In your editorial work, you’re often commissioned to illustrate particular pieces of “real-life” furniture and design objects. How much say do you get about how the illustration looks overall, and how do you portray these real-life objects while maintaining your own artistic style?
I have experienced so much freedom from commissioners, for which I am very grateful. Mostly when a company contacts me they share their idea, sometimes using past illustrations from my social media as inspiration. That way I’m able to immediately imagine how the client wants the final project to look. My latest biggest commission was for Vitra and they basically planned everything from decorative objects shown in the interior to the colours I should use. But with others I just get told the design objects which needs to be represented in the illustration and the rest is up to me.

I always find it hard to pinpoint my personal artistic style. I’m not the only one creating interiors without human figures or working with the materials I use, but I do love to play with perspective, or rather, the lack of it. So the objects I draw will be just as close as I can recreate them, but they will be placed in a room with a perspective that does not seem to make logical sense but which works well for the eye.

Tell us about your monthly column work with Living at Home magazine. What’s it like to work so regularly with a publication?
This collaboration started almost three years ago and we’re still going strong!
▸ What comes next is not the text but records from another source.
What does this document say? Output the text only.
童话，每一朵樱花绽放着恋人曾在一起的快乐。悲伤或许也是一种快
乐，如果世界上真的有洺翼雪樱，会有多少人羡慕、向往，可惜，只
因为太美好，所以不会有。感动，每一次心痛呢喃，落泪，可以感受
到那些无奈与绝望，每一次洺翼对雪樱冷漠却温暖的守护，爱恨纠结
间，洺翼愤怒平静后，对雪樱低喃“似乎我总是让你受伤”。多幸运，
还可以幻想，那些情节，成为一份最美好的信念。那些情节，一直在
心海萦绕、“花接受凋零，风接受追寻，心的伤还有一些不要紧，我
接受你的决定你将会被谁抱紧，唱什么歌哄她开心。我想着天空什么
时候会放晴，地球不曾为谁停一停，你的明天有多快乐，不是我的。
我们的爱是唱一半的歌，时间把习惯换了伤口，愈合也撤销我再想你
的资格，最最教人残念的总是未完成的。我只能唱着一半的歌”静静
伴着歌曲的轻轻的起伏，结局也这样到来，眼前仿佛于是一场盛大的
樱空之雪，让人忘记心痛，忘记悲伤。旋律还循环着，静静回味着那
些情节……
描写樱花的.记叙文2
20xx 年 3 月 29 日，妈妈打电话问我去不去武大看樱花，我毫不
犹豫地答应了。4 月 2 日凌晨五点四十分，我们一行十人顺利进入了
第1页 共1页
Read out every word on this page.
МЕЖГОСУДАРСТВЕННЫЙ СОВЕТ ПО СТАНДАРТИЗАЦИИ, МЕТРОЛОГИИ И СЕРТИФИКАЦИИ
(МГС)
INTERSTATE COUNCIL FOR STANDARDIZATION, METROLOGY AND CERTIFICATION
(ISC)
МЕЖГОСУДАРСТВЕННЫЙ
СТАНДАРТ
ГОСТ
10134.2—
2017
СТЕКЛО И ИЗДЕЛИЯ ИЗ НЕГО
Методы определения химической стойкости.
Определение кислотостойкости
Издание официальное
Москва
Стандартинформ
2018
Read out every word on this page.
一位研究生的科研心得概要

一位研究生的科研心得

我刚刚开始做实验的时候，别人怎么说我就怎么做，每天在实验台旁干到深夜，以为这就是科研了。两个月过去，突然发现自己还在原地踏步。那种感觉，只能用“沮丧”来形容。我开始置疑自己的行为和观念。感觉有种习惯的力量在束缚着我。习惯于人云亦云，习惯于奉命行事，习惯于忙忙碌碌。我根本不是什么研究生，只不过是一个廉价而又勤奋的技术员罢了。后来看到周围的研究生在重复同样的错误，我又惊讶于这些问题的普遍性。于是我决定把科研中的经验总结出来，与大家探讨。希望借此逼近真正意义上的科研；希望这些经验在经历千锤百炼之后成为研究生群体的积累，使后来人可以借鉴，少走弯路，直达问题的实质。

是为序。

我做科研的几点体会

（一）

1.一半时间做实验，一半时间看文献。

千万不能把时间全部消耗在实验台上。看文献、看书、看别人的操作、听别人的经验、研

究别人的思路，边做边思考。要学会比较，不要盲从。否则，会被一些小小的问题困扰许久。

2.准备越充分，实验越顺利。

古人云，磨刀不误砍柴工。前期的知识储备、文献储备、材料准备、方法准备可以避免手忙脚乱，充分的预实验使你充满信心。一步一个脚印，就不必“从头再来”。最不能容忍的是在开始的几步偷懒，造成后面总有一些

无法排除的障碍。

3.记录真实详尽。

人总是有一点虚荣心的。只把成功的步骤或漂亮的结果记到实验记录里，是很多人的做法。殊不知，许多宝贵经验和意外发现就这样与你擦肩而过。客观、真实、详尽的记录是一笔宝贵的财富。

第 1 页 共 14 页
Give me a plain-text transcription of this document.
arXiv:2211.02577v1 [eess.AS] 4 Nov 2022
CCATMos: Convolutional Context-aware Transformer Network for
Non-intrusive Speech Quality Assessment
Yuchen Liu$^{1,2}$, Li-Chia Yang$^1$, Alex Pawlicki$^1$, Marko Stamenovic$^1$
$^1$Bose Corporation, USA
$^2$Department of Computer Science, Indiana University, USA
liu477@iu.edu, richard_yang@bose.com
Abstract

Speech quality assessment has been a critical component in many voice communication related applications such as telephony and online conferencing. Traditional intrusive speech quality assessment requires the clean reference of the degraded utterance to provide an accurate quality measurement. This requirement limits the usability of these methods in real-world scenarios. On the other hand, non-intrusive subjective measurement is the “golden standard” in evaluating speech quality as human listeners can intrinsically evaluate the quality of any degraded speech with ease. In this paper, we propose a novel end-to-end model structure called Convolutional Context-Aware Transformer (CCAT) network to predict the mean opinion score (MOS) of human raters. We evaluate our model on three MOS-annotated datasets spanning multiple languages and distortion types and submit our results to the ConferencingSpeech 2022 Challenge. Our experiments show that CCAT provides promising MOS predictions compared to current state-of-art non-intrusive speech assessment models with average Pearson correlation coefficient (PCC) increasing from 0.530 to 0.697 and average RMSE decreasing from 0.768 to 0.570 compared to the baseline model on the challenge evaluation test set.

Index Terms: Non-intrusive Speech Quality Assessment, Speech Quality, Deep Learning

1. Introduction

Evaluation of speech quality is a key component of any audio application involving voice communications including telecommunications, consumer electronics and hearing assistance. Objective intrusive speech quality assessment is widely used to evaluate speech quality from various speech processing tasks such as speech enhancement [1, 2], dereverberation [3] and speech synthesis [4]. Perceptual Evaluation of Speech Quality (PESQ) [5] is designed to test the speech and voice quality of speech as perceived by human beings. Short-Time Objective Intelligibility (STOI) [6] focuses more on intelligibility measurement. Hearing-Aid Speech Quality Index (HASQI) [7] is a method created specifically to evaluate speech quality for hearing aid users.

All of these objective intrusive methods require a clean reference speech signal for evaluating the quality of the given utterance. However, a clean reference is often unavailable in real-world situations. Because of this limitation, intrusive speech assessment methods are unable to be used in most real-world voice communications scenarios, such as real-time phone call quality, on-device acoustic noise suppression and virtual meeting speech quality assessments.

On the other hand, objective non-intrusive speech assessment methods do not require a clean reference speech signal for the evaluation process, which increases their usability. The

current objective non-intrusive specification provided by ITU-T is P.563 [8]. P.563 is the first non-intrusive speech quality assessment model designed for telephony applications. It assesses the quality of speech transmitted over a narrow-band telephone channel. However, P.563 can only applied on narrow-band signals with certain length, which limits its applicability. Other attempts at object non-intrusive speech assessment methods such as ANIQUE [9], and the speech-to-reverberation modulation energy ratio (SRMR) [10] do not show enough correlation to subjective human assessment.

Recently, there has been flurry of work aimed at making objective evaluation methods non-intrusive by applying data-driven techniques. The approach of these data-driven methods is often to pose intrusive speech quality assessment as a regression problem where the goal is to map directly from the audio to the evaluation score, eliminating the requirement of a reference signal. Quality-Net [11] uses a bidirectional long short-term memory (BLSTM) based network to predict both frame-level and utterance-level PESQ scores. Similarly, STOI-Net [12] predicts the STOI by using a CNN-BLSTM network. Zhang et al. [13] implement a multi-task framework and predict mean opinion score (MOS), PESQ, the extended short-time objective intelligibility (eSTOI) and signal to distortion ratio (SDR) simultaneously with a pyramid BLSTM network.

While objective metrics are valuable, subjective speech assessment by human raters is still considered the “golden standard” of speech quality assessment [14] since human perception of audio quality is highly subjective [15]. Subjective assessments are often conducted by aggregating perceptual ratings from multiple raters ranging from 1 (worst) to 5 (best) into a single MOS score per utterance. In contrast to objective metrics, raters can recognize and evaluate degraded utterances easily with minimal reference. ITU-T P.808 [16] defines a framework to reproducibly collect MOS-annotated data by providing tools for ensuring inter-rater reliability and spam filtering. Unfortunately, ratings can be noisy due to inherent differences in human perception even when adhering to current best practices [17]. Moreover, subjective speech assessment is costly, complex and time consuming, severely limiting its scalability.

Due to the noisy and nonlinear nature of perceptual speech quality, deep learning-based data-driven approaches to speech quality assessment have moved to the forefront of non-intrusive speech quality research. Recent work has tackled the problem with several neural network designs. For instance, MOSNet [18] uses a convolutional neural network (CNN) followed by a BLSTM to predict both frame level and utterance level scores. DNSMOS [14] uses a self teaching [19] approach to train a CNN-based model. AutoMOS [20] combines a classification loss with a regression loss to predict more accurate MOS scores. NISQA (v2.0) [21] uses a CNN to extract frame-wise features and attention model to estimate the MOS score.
Every month I draw a detail of an interior with the focus on a design classic for their column. It is such an easy (and I definitely don't mean that in a bad way) commission because of the trust we have for each other. They give me a lot of freedom because they know by now the end result will be something they like, however unclear my preliminary sketches may sometimes be!

Have you got a favourite room, or piece of furniture you especially enjoy drawing?
It’s so hard to choose! My favourite room would be a bedroom and the furniture that comes with it. Lately I’ve been trying to draw more from the outside looking in, but drawing nature is not as easy as interiors!

And if you could design your dream home, with no money or space restrictions, what would it look like?
I get very happy looking at old country houses. But I also love beautiful sustainable modern homes with lots of glass and concrete and wood. So maybe a room with an old wooden floor, floor to ceiling windows (with my own piece of land with trees to look at) decorated with classic designs from the mid-century modern, like Eames or Aalto, with their smart, elegant, timeless design.

Markus, my boyfriend, will have to live in it as well of course and luckily our taste in furniture is very similar. I might want more ceramic and wooden decorative objects than him, but that’s why we would of course have a separate studio space where I can put as much art deco as I want. Although now that I think of it, this is actually kind of how we live right now! But sadly without our own piece of land and the old wooden floor.